Thank God for strong cell signals at sea, she thought while staring into the hydrofoil’s wake. It was payback time for Claudia—six a.m. off the coast of Malta. Even earlier in London.

“This better not be a joke or you’re dead, too,” Bags said when he answered.

“Sorry, but I lost the letter before I could read it. If it’s important then you’d best tell me what’s in it. I’m on a Mediterranean ferry so get that damn thing out before I lose my cell signal.”

He groaned into a yawn. “Love of my life; pain of my arse. Hold on. It’s right here beside the bed.”

Bags hadn’t been anywhere near Claudia’s now extinct love life for at least four years, but it didn’t stop him from leering at the legs of her PAW Patrol flannel pajamas whenever he caught her at home on days off. Bags was the last man allowed time with what one of Claudia’s old boyfriends had called “two fine works of art.” No doubt Bags still dreamed of her long legs emerging from the black lace bodysuit now rotting in a landfill somewhere.
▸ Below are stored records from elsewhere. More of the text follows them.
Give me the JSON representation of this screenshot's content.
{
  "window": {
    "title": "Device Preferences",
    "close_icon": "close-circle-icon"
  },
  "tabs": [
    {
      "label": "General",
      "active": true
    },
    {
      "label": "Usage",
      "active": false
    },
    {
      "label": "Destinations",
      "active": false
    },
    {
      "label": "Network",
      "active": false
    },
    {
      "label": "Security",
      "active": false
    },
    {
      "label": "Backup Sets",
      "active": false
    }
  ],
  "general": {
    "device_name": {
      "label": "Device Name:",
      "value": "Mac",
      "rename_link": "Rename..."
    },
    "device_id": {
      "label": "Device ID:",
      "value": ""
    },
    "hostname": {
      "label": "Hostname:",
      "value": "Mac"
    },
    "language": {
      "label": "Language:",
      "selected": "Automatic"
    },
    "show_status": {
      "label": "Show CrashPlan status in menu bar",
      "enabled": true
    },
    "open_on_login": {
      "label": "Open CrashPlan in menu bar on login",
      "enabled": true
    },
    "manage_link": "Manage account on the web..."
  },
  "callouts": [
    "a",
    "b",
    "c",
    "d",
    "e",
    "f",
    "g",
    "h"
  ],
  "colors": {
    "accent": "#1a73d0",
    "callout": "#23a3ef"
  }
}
There was a rattling of paper before he said, “Okay. From the top. The hearing will convene the fifteenth day of February, 2018, inside the fifth-floor—”
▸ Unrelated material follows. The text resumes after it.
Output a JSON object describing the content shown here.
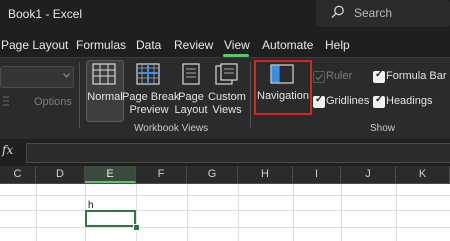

“Bollocks,” she cut in. “The fifteenth. That’s only two days from now. There’s no way I’ll be back in time. Paula has an emergency.”
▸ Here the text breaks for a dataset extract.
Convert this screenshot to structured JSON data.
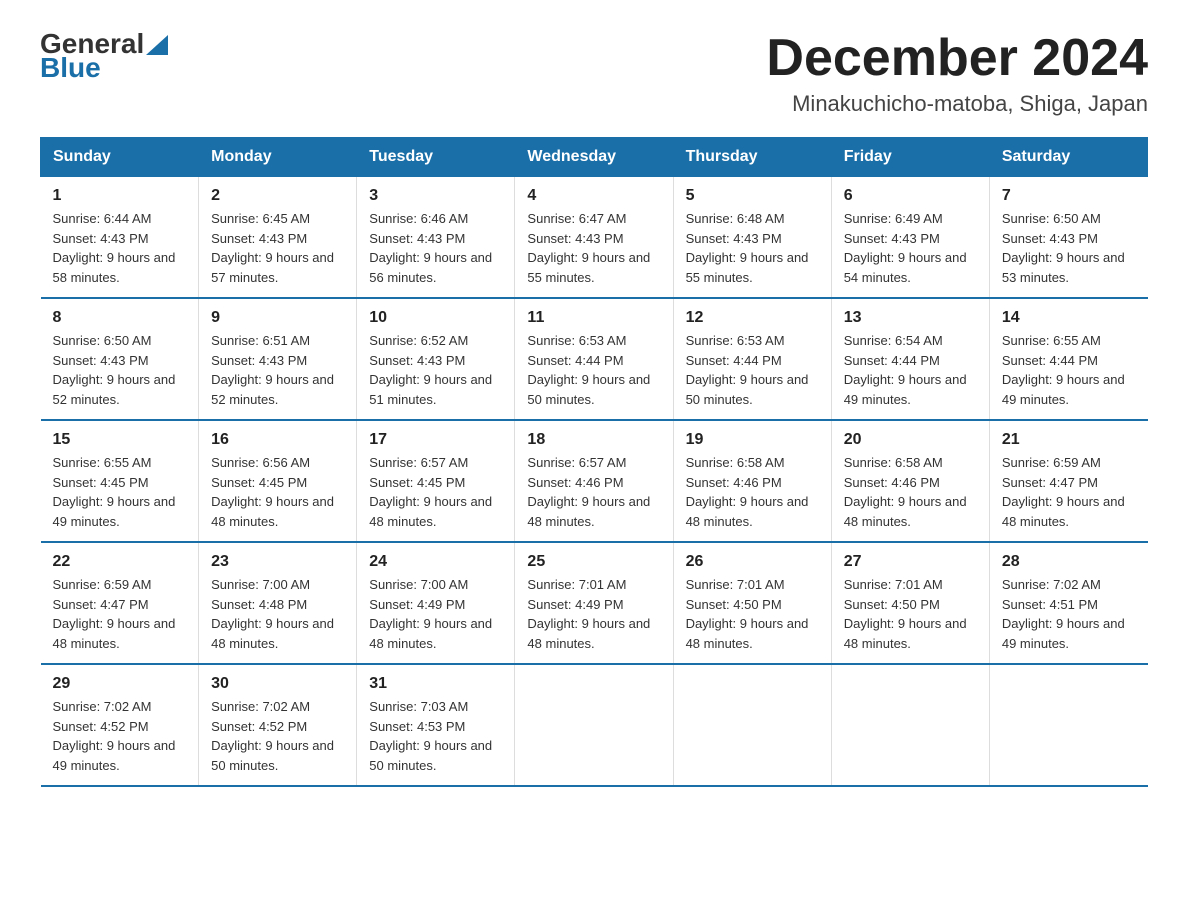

“Paula . . . Paula,” Bags mumbled. “You did a heart transplant on her daughter . . . like a month ago, didn’t you? Is the girl’s body rejecting it?”

Oof. I don’t even want to think about that possibility. She’s on some island about 100 miles south of Malta.”

The line went quiet. “Bags. You still there?”

“Yeah. The FDA’s been investigating a remote clinic near Malta for embryonic gene editing. Do you think Paula’s going for a designer baby?”

“I hope not. That shit is scary. And illegal. Listen. Jump to the end of the letter and tell me who’s attending this hearing.”

“Claudia. What if you’re facing a malpractice suit? Going to a clinic creating designer babies will only add fuel to that fire.”

“Don’t be so dramatic. I can always reschedule the hearing.”

The line erupted in static from his sigh. “The Thames institute has invested hundreds of millions in your artificial heart.”

Claudia closed her eyes and tried to shut out her old friend’s agitation. Granted, he had a point. In charge of research funding at the Thames Heart Institute, Bags had single-handedly raised the millions which made her groundbreaking research a reality.

“Are you saying that visiting one of your patients is more important than saving your entire medical career?” he asked.

“This particular one—yes. She’s my goddaughter.” She’d never tried this sappy tact on Bags before and in the silence which followed she half expected him to burst out laughing. Beings could be so intransigent when it came to their progeny, but for Claudia no one and nothing came before her research. Did the man not know this by now?

“Anyway,” Claudia said, “This is probably nothing. The island doesn’t look big enough to hold much more than an outhouse. Now tell me who’s attending this hearing that has you so twisted out of shape.”

“Fine.” He rattled the letter once more.  “The committee, of course,” he said, “and . . . The General Medical Council.”

Ew,” she blurted out. “That doesn’t sound good.” Breaking something-or-other subsection of the hospital’s useless manual was one thing, but surely the council wouldn’t have the balls to suspend her medical license. The news media wouldn’t stand for it. “Who else?” she asked.

“Um . . . I didn’t notice this before,” Bags said, “but there’s an addendum. An affidavit from Mr. and Mrs. D. Johnson.”

So Bags was right. The Johnsons were planning to get rich from Claudia’s last ditch effort to save their dying daughter. “Those ungrateful weasels,” she said. It felt like they’d taken a cleaver to everything Claudia believed to be true and noble about her future.

The plastic bench where she sat groaned as she fell back and stared at the spider webs dotting the hydrofoil’s laminate ceiling. “I think a vulture just flew off with my Nobel Prize for Medicine,” she told him before ending their call.